I thought about it. Hmm, when I was a pre-teen, I loved Halloween, all things spooky, the Sims, and writing. What I’ve been doing lately as a 32-year-old woman: watching horror movies, going all out for Halloween, playing the Sims, and writing. Interesting.

The question is still- why haven’t I seen a lot of horror movies if I love them so much? I remember watching Alien and Predator when I was probably too young with my mom on Sunday afternoons. I remember watching Scream and Halloween when the spooky holiday was approaching. I’ve seen some of the classics for sure, but still, there’s so much I haven’t seen. Well, the answer finally came. 

I was sheltered and easily swayed by other people’s opinions.

Isn’t it always the case? The stigma, the fear of being unpopular, the judgmental words that ring in your ears for years after. 

When I was a pre-teen, I longed for it to be Halloween all the time. Every Halloween I would put on a witch (or vampire) costume and hope and pray that I would finally become a witch just like Marnie in Halloweentown. I loved Halloween more than anyone I knew. I remember when I was 13, I begged for a Halloween slumber party. We went trick-or-treating and ate so much candy. That night, I begged my parents for us to watch a real scary movie. Not any of this Disney Channel stuff. My parents let us watch The Birds. Utterly terrifying but piqued my pre-teen interest. 

Moving from my teens to my 20’s, I reflect now that I was very much in a “finding myself” era. For instance, I went from pursuing acting to hosting a dating podcast to stand up comedy. Definitely trying to find myself and figure out what I even enjoy doing. Unfortunately, a lot of my personality came from my boyfriends at the time, specifically my college boyfriend. I liked what he liked. And, he didn’t like horror movies. We lived together and we only had one TV. I watched a lot of Marvel back in those days.

My high school boyfriend even told me that people only watch horror movies because they don’t have anything exciting going on in their own lives. This was in response to my persistently asking if we could watch a horror movie, so perhaps he was just annoyed with me at the time. Still, those words echoed in my mind every time I had a hankering for horror- is your life that boring right now? Maybe you should do something else… 

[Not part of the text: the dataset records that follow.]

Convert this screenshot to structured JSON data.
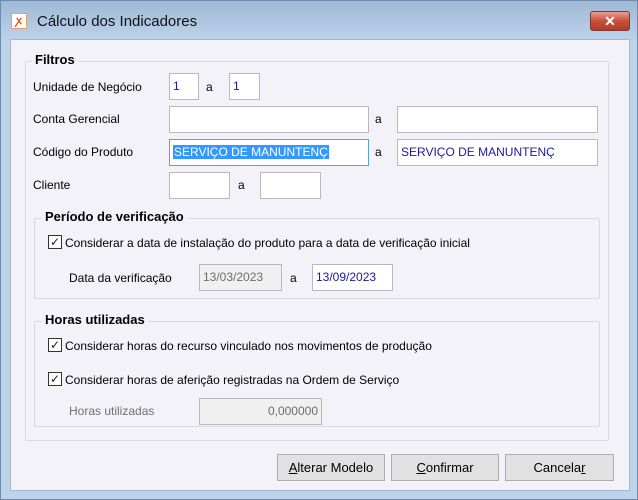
{
  "window": {
    "title": "Cálculo dos Indicadores",
    "icon": "app-logo-icon",
    "close_icon": "close-icon"
  },
  "filters": {
    "title": "Filtros",
    "sep": "a",
    "unidade": {
      "label": "Unidade de Negócio",
      "from": "1",
      "to": "1"
    },
    "conta": {
      "label": "Conta Gerencial",
      "from": "",
      "to": ""
    },
    "produto": {
      "label": "Código do Produto",
      "from": "SERVIÇO DE MANUNTENÇ",
      "to": "SERVIÇO DE MANUNTENÇ"
    },
    "cliente": {
      "label": "Cliente",
      "from": "",
      "to": ""
    }
  },
  "periodo": {
    "title": "Período de verificação",
    "checkbox_label": "Considerar a data de instalação do produto para a data de verificação inicial",
    "checked": true,
    "date_label": "Data da verificação",
    "date_from": "13/03/2023",
    "date_to": "13/09/2023"
  },
  "horas": {
    "title": "Horas utilizadas",
    "cb1_label": "Considerar horas do recurso vinculado nos movimentos de produção",
    "cb1_checked": true,
    "cb2_label": "Considerar horas de aferição registradas na Ordem de Serviço",
    "cb2_checked": true,
    "field_label": "Horas utilizadas",
    "field_value": "0,000000"
  },
  "buttons": {
    "alterar_u": "A",
    "alterar_rest": "lterar Modelo",
    "confirmar_u": "C",
    "confirmar_rest": "onfirmar",
    "cancelar_pre": "Cancela",
    "cancelar_u": "r"
  }
}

Ah, my 30s. Being in my 30s has been simultaneously irritating and liberating. I’m irritated with my physical limitations (if you’re over 30, you get it), but I’m also finding the freedom of,

“I don’t care what you think of me, I’m 32.”

It’s almost as if I needed to reach this decade of my life to realize there’s certain aspects of my personality that aren’t going to change. That whole “it’s a phase” thing parents told their kids back when. It’s not just a phase. I love Halloween and scary movies. Oh, and I like boys and girls. Thank you for the doubts.

I may have let the opinions of others get me down or stop me in my tracks in the past, but now, I don’t let it. Well, I do my best. I’m 32 but I’m still human after all. Nowadays, I do my best to fend off judgment. In my current relationship, my boyfriend and I support each other’s interests and hobbies wholeheartedly. We watch horror movies any time of day and no matter the season. It’s awfully nice when your interests are supported by your partner, isn’t it? Now that I’m older and I’ve realized how much I love horror movies, I have this rad YouTube Channel where I get to share that love of horror with the horror community. I get to be me and I don’t let anyone’s opinions or judgments eschew me from my passions.